Growing up in Gatton, Queensland, Peta Large has always had an interest in hospitality, which led to her joining the Royal Australian Navy as a Maritime Logistics-Chef.

After completion of Navy Recruit School at HMAS Cerberus, she completed her category training including a Certificate III in Hospitality, where she was awarded the Overall Student of Merit Award. 

Today, Peta is an Able Seaman Maritime Logistics Chef aboard the amphibious transport ship, HMAS Choules, where she worked hard to prepare and serve tasty meals to the ships crew and embarked military forces.

"I love the Navy as much as I love cooking," she said.

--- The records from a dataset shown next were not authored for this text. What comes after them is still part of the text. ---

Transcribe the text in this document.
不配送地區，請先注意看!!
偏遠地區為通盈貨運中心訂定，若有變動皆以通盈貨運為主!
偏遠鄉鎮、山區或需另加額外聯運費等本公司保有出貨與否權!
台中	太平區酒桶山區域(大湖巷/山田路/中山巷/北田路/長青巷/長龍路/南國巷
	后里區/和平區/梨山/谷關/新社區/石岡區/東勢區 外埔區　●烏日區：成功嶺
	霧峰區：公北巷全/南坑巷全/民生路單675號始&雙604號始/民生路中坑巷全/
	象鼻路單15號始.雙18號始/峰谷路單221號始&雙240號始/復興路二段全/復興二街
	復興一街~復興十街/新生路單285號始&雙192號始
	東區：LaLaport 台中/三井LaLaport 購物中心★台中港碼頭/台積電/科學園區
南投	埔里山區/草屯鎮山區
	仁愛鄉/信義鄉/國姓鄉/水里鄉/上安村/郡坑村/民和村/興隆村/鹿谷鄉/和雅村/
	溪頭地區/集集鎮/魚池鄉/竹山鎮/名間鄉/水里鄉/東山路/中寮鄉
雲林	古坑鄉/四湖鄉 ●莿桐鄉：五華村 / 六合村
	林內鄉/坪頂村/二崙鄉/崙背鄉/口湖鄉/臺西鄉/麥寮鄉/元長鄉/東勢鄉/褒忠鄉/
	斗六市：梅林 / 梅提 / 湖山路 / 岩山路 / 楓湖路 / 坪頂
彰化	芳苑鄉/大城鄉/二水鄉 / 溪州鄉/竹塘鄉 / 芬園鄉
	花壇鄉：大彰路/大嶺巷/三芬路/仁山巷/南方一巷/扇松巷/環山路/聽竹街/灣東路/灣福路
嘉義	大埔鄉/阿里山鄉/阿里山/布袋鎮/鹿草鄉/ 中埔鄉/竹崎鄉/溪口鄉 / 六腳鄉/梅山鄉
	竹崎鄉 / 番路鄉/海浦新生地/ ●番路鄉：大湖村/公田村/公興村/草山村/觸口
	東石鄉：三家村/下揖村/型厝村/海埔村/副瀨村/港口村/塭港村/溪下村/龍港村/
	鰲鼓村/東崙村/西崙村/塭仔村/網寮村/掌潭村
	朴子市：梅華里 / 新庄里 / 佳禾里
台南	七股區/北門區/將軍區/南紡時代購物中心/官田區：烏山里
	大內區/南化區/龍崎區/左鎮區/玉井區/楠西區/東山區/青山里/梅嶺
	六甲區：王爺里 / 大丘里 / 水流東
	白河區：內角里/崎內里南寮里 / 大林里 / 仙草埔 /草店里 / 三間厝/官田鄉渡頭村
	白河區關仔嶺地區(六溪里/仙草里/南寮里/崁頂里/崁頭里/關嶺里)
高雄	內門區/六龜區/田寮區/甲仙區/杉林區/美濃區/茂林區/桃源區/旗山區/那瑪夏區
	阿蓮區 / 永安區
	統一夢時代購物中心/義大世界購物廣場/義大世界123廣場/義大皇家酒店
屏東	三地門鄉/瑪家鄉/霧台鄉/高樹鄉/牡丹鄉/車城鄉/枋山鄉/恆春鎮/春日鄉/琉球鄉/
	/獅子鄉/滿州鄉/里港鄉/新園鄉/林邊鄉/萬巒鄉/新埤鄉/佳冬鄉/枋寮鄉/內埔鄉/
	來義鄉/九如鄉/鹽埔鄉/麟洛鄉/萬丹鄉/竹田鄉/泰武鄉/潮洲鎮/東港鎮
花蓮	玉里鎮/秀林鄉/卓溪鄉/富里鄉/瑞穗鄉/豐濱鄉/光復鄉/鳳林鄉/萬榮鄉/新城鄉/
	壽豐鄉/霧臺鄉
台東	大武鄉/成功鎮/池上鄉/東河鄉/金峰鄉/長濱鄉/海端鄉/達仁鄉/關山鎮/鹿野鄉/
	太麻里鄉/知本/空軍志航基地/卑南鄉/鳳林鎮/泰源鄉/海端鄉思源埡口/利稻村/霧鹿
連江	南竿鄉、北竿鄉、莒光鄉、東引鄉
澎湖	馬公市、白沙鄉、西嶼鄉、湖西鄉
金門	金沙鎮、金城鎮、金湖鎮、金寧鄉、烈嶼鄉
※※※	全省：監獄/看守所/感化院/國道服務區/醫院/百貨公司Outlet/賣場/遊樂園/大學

Peta attended Lockyer District School and worked in local fast food and a patisserie before joining the Navy, where she has taken part in exciting deployments including Operation Philippines Assist, which earned her a  Military Civic Action medal from the Philippines Government for assistance following Typhoon Haiyan in late 2013.

Peta and the rest of Choules’ crew are involved in Operation Rendfer Safe which is a key element of Australia’s enduring commitment to the removal of the explosive remnants of war (ERW) in the South Pacific.

Able Seaman Maritime Logistics Chef Peta Large has been busy indeed onboard HMAS Choules during Op Render Safe, which is designed to remove bombs, weapons and ammunition remaining from WWII from islands in and around Bougainville.

The ship’s galley has been keeping up their excellent reputation, and is currently making about 1500 meals a day, feeding Clearance Diving Teams, Royal Solomon Islands Police Force members, Explosive Ordnance Device Operators from New Zealand, United States, Canada and Great Brittan’s Defence Forces, and hundreds of Australian Army members as well as Choules’ Ship’s company. 

In between working hard in the ships galley, Peta said  she was invented a recipe for success for coping with her busy schedule.

"I love my job and have been enjoying the challenge of a busy galley and the teamwork that exists among us as we cook up a storm for hundreds of people on board Choules during Operation Render Safe," she said. 

"However, I am really looking forward to returning home to spending valuable time with my friends and family."

Operation Render Safe involves making safe the explosive remnants of war (ERW) in the South Pacific. 

The Australian Defence Force led the combined contribution of effort from various countries during Operation Render safe with to remove bombs, weapons and ammunition remaining from WWII in islands in and around Bougainville.

Choules and her embarked personnel of Explosive Ordnance Disposal (EOD) specialists, clearance divers and medical officers participated in the operation from October 24 to November 7.

The operation focused on the township of Torokina which was the site of major military camps in WWII.

The scale of this year’s operation meant the Combined Taskforce was on track to make a real dent in the size of the problem facing the local people.

The annual tasking is a key element of Australia’s enduring commitment to make safe the explosive remnants of war in the South Pacific.

The very remoteness and lack of infrastructure in the Torokina area makes this years operation particularly complex and will provide the taskforce excellent joint experience in a true amphibious environment.

Exact numbers of how much ordinance remains on Bougainville is hard to estimate, but the last Op Render Safe, conducted in Solomon Islands in 2013, disposed of more than 12,000 unexploded objects.

Bougainville was the scene of heavy fighting in WWII where more than 500 Australians and 40,000 Japanese soldiers were killed in combat or from illness.

This fierce fighting left behind an enduring legacy of munitions that litters farm land poses a real threat to generations of local people.

500 ADF members participated in Op Render Safe, at the invitation of the Autonomous Bougainville Government, and with the approval of the PNG National Government.